Pearl, The Wall Street Journal’s South Asian bureau chief, had been investigating a story about the alleged financing of al-Qaida via Pakistan-based militants. Pearl disappeared in Karachi on Jan. 23, 2002, on the way to what he believed would be an interview, and was decapitated by his captors nine days later. Video of Pearl’s murder by beheading was sent to the U.S. consulate.
The National Movement for the Restoration of Pakistani Sovereignty extremist group claimed responsibility for abducting Pearl, but Pakistani security officials said the kidnappers were members of Lashkar-e-Jhangvi (LeJ), a banned al-Qaida affiliate.
Karachi police arrested the four men in February 2002. In June 2002, a counterterrorism court sentenced Sheikh to death by hanging. The three others were sentenced to life in prison.
An appeals court in Karachi overturned Sheikh’s murder conviction in April, ruling that he was guilty only of kidnapping Pearl. The court commuted Sheikh’s death sentence to seven years in prison and acquitted his three accomplices.
Sheikh has already spent 18 years on death row, which the court said would be counted as time served toward his seven-year sentence, paving the way for his release.
However, the Sindh Province government decided to keep the four men in preventive detention under a relevant section of the Anti-Terrorism Act, and all of them were rearrested a day after the court freed them.
According to the law, the government may order preventive detention for a period of 90 days for any person accused of terrorism, and it cannot be challenged in court. The detention orders have been renewed every three months, including most recently in October 2020.
Salman Talib Ud Deen, the Sindh advocate general, told the court on Thursday that the current preventative detention order is set to expire on Dec. 27.
The court said “it is possible that the Sindh government will once again detain the petitioners under another preventive detention order to prevent their release from jail.”
However, in announcing its decision on Thursday, the High Court observed that the “concerned authorities remain unable to produce justified reasons for the continued detention of the accused persons, who had filed an appeal against their continuous detention since their release order in April 2020.”
A senior high court official who witnessed the trial told The Media Line on condition of anonymity that “no agency, including the police, acted seriously in this high-profile case. The prosecution of the case was very weak, due to which the accused are being declared innocent.”
He added: “The prosecution could not present concrete evidence against the accused.”
The official continued that “even during the final hearing on Thursday, Justice Amjad Ali Sehto expressed displeasure over the mistakes and shortcomings in the previous detention notification, and asked the Home Department to hire some literate persons.
“The High Court judge asked the officials whether anyone had read what was written in the notification,” he said.

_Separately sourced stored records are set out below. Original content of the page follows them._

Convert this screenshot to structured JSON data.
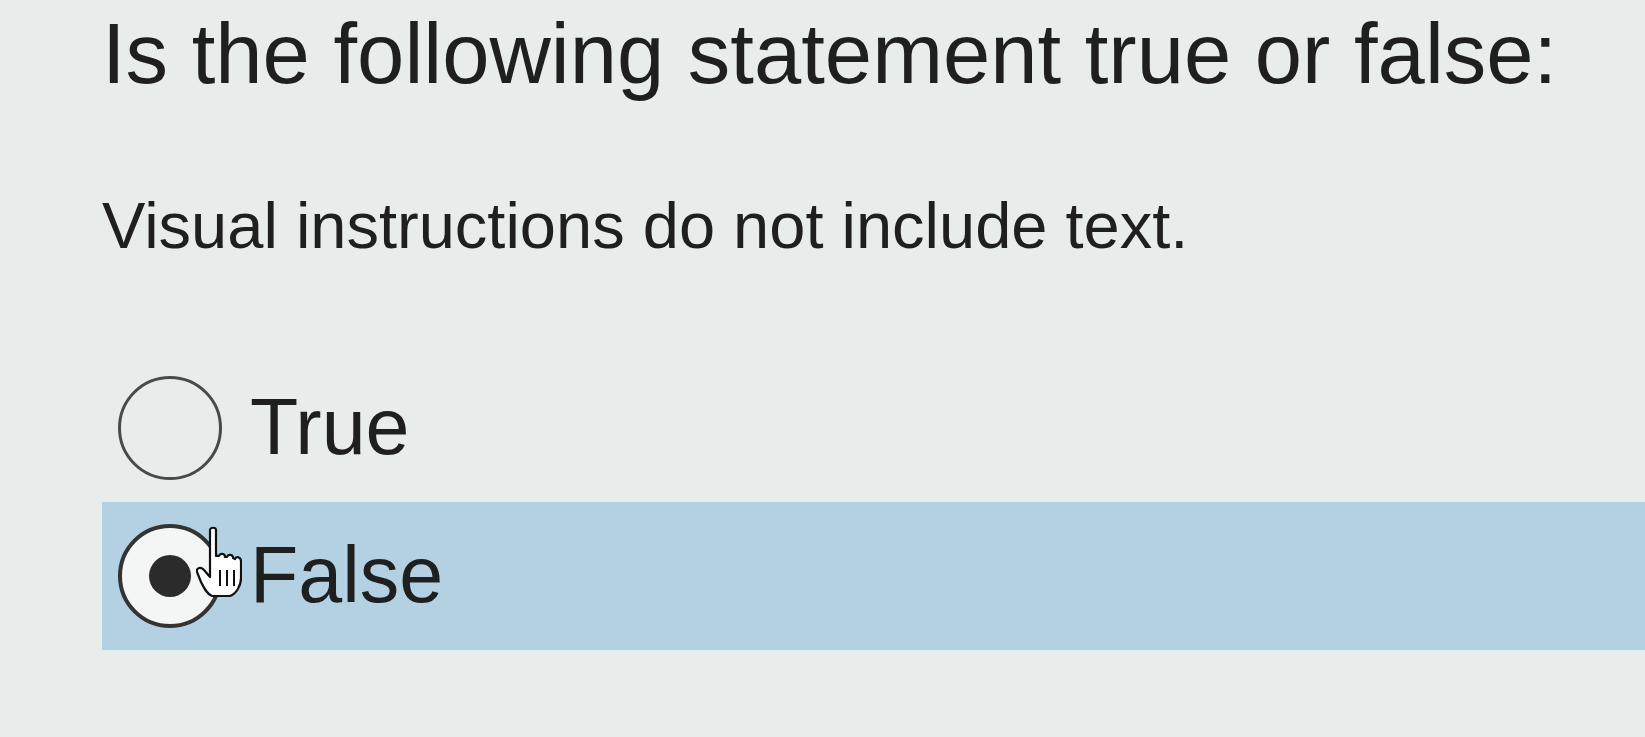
{
  "question": {
    "prompt": "Is the following statement true or false:",
    "statement": "Visual instructions do not include text."
  },
  "options": [
    {
      "label": "True",
      "selected": false
    },
    {
      "label": "False",
      "selected": true
    }
  ]
}
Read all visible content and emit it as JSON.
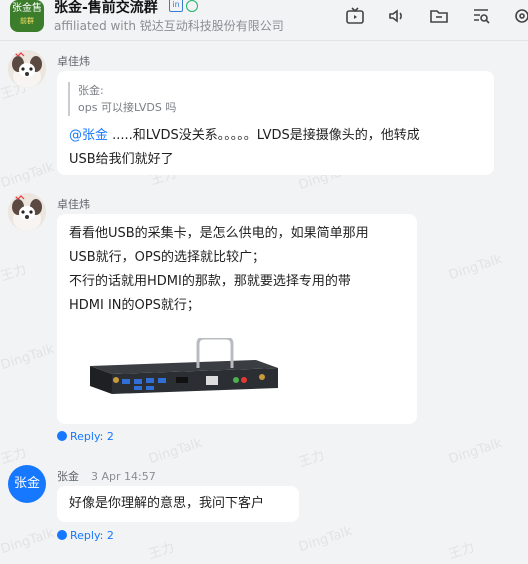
{
  "header": {
    "group_avatar_line1": "张金售",
    "group_avatar_line2": "前群",
    "title": "张金-售前交流群",
    "badge_in": "in",
    "subtitle": "affiliated with 锐达互动科技股份有限公司",
    "toolbar": [
      "live-icon",
      "audio-icon",
      "folder-icon",
      "search-list-icon",
      "settings-icon"
    ]
  },
  "watermarks": [
    "DingTalk",
    "王力"
  ],
  "messages": [
    {
      "sender": "卓佳炜",
      "quote_author": "张金:",
      "quote_text": "ops 可以接LVDS 吗",
      "mention": "@张金",
      "text_line1": " .....和LVDS没关系。。。。。LVDS是接摄像头的，他转成",
      "text_line2": "USB给我们就好了"
    },
    {
      "sender": "卓佳炜",
      "lines": [
        "看看他USB的采集卡，是怎么供电的，如果简单那用",
        "USB就行，OPS的选择就比较广；",
        "不行的话就用HDMI的那款，那就要选择专用的带",
        "HDMI IN的OPS就行；"
      ],
      "reply": "Reply: 2"
    },
    {
      "sender": "张金",
      "avatar_text": "张金",
      "time": "3 Apr 14:57",
      "text": "好像是你理解的意思，我问下客户",
      "reply": "Reply: 2"
    }
  ]
}
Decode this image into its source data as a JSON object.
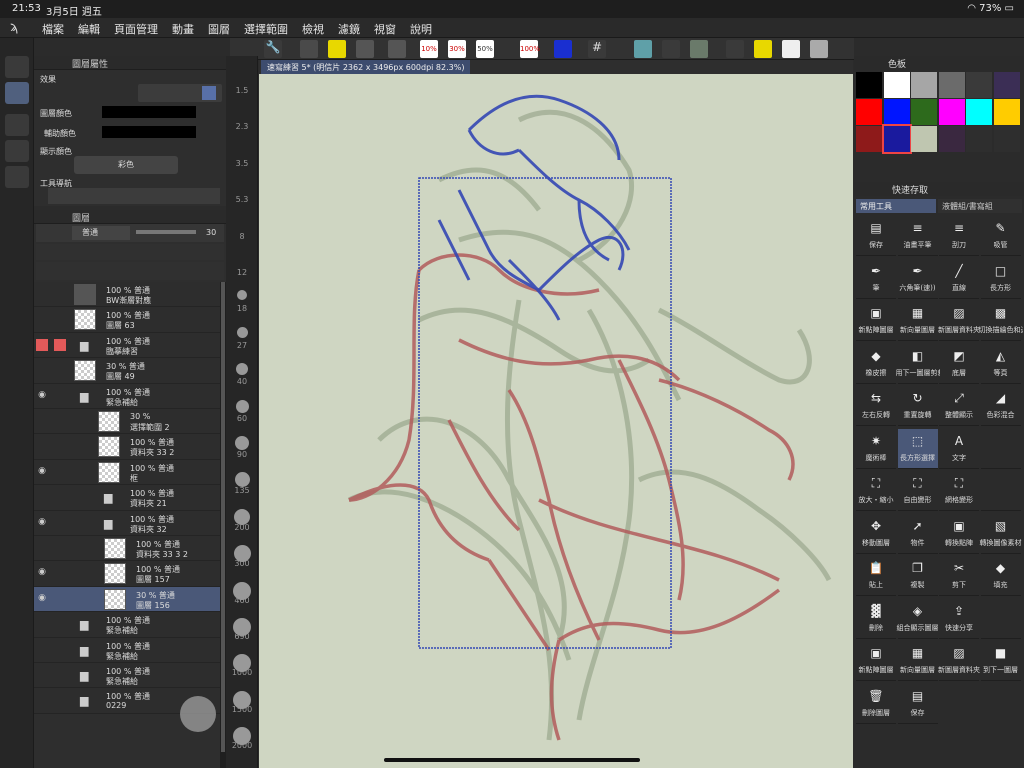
{
  "status": {
    "time": "21:53",
    "date": "3月5日 週五",
    "battery": "73%"
  },
  "menu": [
    "檔案",
    "編輯",
    "頁面管理",
    "動畫",
    "圖層",
    "選擇範圍",
    "檢視",
    "濾鏡",
    "視窗",
    "說明"
  ],
  "canvas_tab": "速寫練習 5* (明信片 2362 x 3496px 600dpi 82.3%)",
  "props": {
    "title": "圖層屬性",
    "effect": "效果",
    "layer_color": "圖層顏色",
    "sub_color": "輔助顏色",
    "display_color": "顯示顏色",
    "color_mode": "彩色",
    "tool_nav": "工具導航"
  },
  "layers": {
    "title": "圖層",
    "blend": "普通",
    "opacity": "30",
    "rows": [
      {
        "pct": "100 %",
        "mode": "普通",
        "name": "BW漸層對應"
      },
      {
        "pct": "100 %",
        "mode": "普通",
        "name": "圖層 63"
      },
      {
        "pct": "100 %",
        "mode": "普通",
        "name": "臨摹練習"
      },
      {
        "pct": "30 %",
        "mode": "普通",
        "name": "圖層 49"
      },
      {
        "pct": "100 %",
        "mode": "普通",
        "name": "緊急補給"
      },
      {
        "pct": "30 %",
        "mode": "",
        "name": "選擇範圍 2"
      },
      {
        "pct": "100 %",
        "mode": "普通",
        "name": "資料夾 33 2"
      },
      {
        "pct": "100 %",
        "mode": "普通",
        "name": "框"
      },
      {
        "pct": "100 %",
        "mode": "普通",
        "name": "資料夾 21"
      },
      {
        "pct": "100 %",
        "mode": "普通",
        "name": "資料夾 32"
      },
      {
        "pct": "100 %",
        "mode": "普通",
        "name": "資料夾 33 3 2"
      },
      {
        "pct": "100 %",
        "mode": "普通",
        "name": "圖層 157"
      },
      {
        "pct": "30 %",
        "mode": "普通",
        "name": "圖層 156"
      },
      {
        "pct": "100 %",
        "mode": "普通",
        "name": "緊急補給"
      },
      {
        "pct": "100 %",
        "mode": "普通",
        "name": "緊急補給"
      },
      {
        "pct": "100 %",
        "mode": "普通",
        "name": "緊急補給"
      },
      {
        "pct": "100 %",
        "mode": "普通",
        "name": "0229"
      }
    ]
  },
  "brush_sizes": [
    "1.5",
    "2.3",
    "3.5",
    "5.3",
    "8",
    "12",
    "18",
    "27",
    "40",
    "60",
    "90",
    "135",
    "200",
    "300",
    "460",
    "690",
    "1000",
    "1500",
    "2000"
  ],
  "toolbar_pcts": [
    "10%",
    "30%",
    "50%",
    "100%"
  ],
  "palette": {
    "title": "色板",
    "colors": [
      "#000000",
      "#ffffff",
      "#a6a6a6",
      "#6b6b6b",
      "#3a3a3a",
      "#3b2e55",
      "#ff0000",
      "#0015ff",
      "#2d6a1c",
      "#ff00ff",
      "#00ffff",
      "#ffcc00",
      "#8e1a1a",
      "#1a1a9e",
      "#bfc6b0",
      "#3a2840",
      "#2e2e2e",
      "#2e2e2e"
    ]
  },
  "quick": {
    "title": "快速存取",
    "tab1": "常用工具",
    "tab2": "液體組/書寫組",
    "items": [
      {
        "icon": "save-icon",
        "glyph": "▤",
        "label": "保存"
      },
      {
        "icon": "oil-pen-icon",
        "glyph": "≡",
        "label": "油畫平筆"
      },
      {
        "icon": "scrape-icon",
        "glyph": "≡",
        "label": "刮刀"
      },
      {
        "icon": "eyedropper-icon",
        "glyph": "✎",
        "label": "吸管"
      },
      {
        "icon": "pen-icon",
        "glyph": "✒",
        "label": "筆"
      },
      {
        "icon": "hexagon-pen-icon",
        "glyph": "✒",
        "label": "六角筆(速))"
      },
      {
        "icon": "line-icon",
        "glyph": "╱",
        "label": "直線"
      },
      {
        "icon": "rectangle-icon",
        "glyph": "□",
        "label": "長方形"
      },
      {
        "icon": "new-raster-icon",
        "glyph": "▣",
        "label": "新點陣圖層"
      },
      {
        "icon": "new-vector-icon",
        "glyph": "▦",
        "label": "新向量圖層"
      },
      {
        "icon": "new-folder-icon",
        "glyph": "▨",
        "label": "新圖層資料夾"
      },
      {
        "icon": "toggle-transparent-icon",
        "glyph": "▩",
        "label": "切換描繪色和透明"
      },
      {
        "icon": "eraser-icon",
        "glyph": "◆",
        "label": "橡皮擦"
      },
      {
        "icon": "merge-down-icon",
        "glyph": "◧",
        "label": "用下一圖層剪裁"
      },
      {
        "icon": "base-layer-icon",
        "glyph": "◩",
        "label": "底層"
      },
      {
        "icon": "isometric-icon",
        "glyph": "◭",
        "label": "等頁"
      },
      {
        "icon": "flip-horizontal-icon",
        "glyph": "⇆",
        "label": "左右反轉"
      },
      {
        "icon": "reset-rotation-icon",
        "glyph": "↻",
        "label": "重置旋轉"
      },
      {
        "icon": "fit-display-icon",
        "glyph": "⤢",
        "label": "整體顯示"
      },
      {
        "icon": "color-mix-icon",
        "glyph": "◢",
        "label": "色彩混合"
      },
      {
        "icon": "magic-wand-icon",
        "glyph": "✷",
        "label": "魔術棒"
      },
      {
        "icon": "rect-select-icon",
        "glyph": "⬚",
        "label": "長方形選擇"
      },
      {
        "icon": "text-icon",
        "glyph": "A",
        "label": "文字"
      },
      {
        "icon": "",
        "glyph": "",
        "label": ""
      },
      {
        "icon": "scale-icon",
        "glyph": "⛶",
        "label": "放大・縮小"
      },
      {
        "icon": "free-transform-icon",
        "glyph": "⛶",
        "label": "自由變形"
      },
      {
        "icon": "mesh-transform-icon",
        "glyph": "⛶",
        "label": "網格變形"
      },
      {
        "icon": "",
        "glyph": "",
        "label": ""
      },
      {
        "icon": "move-layer-icon",
        "glyph": "✥",
        "label": "移動圖層"
      },
      {
        "icon": "object-icon",
        "glyph": "➚",
        "label": "物件"
      },
      {
        "icon": "to-raster-icon",
        "glyph": "▣",
        "label": "轉換點陣"
      },
      {
        "icon": "to-image-icon",
        "glyph": "▧",
        "label": "轉換圖像素材"
      },
      {
        "icon": "paste-icon",
        "glyph": "📋",
        "label": "貼上"
      },
      {
        "icon": "copy-icon",
        "glyph": "❐",
        "label": "複製"
      },
      {
        "icon": "cut-icon",
        "glyph": "✂",
        "label": "剪下"
      },
      {
        "icon": "fill-icon",
        "glyph": "◆",
        "label": "填充"
      },
      {
        "icon": "delete-icon",
        "glyph": "▓",
        "label": "刪除"
      },
      {
        "icon": "merge-visible-icon",
        "glyph": "◈",
        "label": "組合顯示圖層"
      },
      {
        "icon": "share-icon",
        "glyph": "⇪",
        "label": "快速分享"
      },
      {
        "icon": "",
        "glyph": "",
        "label": ""
      },
      {
        "icon": "new-raster-icon-2",
        "glyph": "▣",
        "label": "新點陣圖層"
      },
      {
        "icon": "new-vector-icon-2",
        "glyph": "▦",
        "label": "新向量圖層"
      },
      {
        "icon": "new-folder-icon-2",
        "glyph": "▨",
        "label": "新圖層資料夾"
      },
      {
        "icon": "next-layer-icon",
        "glyph": "■",
        "label": "到下一圖層"
      },
      {
        "icon": "delete-layer-icon",
        "glyph": "🗑",
        "label": "刪除圖層"
      },
      {
        "icon": "save-icon-2",
        "glyph": "▤",
        "label": "保存"
      }
    ]
  }
}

Oh, and there is this: PM Imran Khan meets US Senator Lindsey Graham
"Prime Minister Imran Khan will address the high-level UN summits on climate change, sustainable development, universal health coverage and financing for development," today.
The MSM will have nothing bad to say about this, if they mention it at all, because they are too busy slamming Trump for pardoning a few innocent victims of the Mueller witch hunt.
Pockystahn shielded Osama Bin Obama.
They are not our friends.
Pocky-stan is a dump.
And it was Obama’s favorite place.
I worked with some sailors who went to Karachi on a port visit in the late 70’s . Said that there were corpses in the street, not a big deal to the locals, and it was by far the nastiest place they had ever been.
SOCOM should now hunt them down and dispatch them with prejudice. Large caliber weapons and leave the mess in the streets
They’ll accept our money.
What do they do with it ?
Have we no drones?
All the more reason for us to help out the women in Pakistan with some of our money. /s
But what about their gender studies classes?
Demonstrating why executing such thugs is not only moral but necessary.